Kunal Gandhi, Karamvir Godara, Dhananjai Agrawal, Vinay Malhotra, Pankaj Beniwal, Amith Dsouza
Thyroid Research and Practice 2017 14(2):71-74
Introduction: Thyroid hormones are known to influence renal function, development, and renal hemodynamics. In this study, we aimed to de ne the frequency and characteristics of various glomerular diseases associated with autoimmune thyroiditis. Methods: We reviewed retrospectively 36 patients with autoimmune thyroiditis referred for evaluation of proteinuria, hematuria, and/or renal impairment. Renal biopsy was performed in 32 patients and was examined with light microscopy and immunofluorescence. Six months follow-up data of 22 patients was reviewed. Results: The mean age of study population was 43.6 years. Most of them were females (n = 28). Mean duration of hypothyroidism (HT) was 1.5 years.
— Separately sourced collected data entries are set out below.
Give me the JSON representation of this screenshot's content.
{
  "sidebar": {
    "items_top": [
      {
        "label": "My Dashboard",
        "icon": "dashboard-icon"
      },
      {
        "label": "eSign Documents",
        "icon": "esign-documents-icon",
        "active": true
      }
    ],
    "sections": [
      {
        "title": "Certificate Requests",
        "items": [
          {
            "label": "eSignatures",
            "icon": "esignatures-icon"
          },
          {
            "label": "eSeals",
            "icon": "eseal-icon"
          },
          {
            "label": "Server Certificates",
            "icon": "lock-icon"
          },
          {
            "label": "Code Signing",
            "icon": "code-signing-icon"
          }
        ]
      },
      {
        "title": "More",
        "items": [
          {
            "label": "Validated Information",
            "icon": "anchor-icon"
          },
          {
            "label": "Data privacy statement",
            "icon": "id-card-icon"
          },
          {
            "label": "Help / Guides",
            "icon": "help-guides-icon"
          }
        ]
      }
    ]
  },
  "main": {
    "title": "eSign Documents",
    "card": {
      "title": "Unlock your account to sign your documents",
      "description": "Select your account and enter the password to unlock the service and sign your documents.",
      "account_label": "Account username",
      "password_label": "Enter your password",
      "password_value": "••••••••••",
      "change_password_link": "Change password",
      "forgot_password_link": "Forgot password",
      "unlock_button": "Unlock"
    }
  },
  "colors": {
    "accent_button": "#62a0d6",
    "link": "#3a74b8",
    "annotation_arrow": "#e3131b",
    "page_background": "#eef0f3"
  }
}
Hypertension was seen in 16 patients and deranged renal function (estimated glomerular filtration rate <60 ml/min/1.73 m2) in 18 with a mean serum creatinine of 1.28 mg/dl at time of biopsy. 10 patients presented with nephrotic syndrome, 33 presented with isolated proteinuria and 22 presented with hematuria with or without significant proteinuria The most common histopathologic finding was membranous nephropathy (MGN) (n = 16), followed by minimal-change nephropathy (n = 5), focal segmental glomerulosclerosis (n = 5), immunoglobulin A nephropathy (n = 3), amyloidosis (n = 2), and membranoproliferative glomerulonephritis (n = 1). Membranous nephropathy was the most common finding inn patients with the nephrotic syndrome. Conclusion: Glomerular pathologies associated with HT are diverse and similar to those found in the general population; therefore, renal biopsy should be performed in cases with progressive renal failure or urinary abnormalities.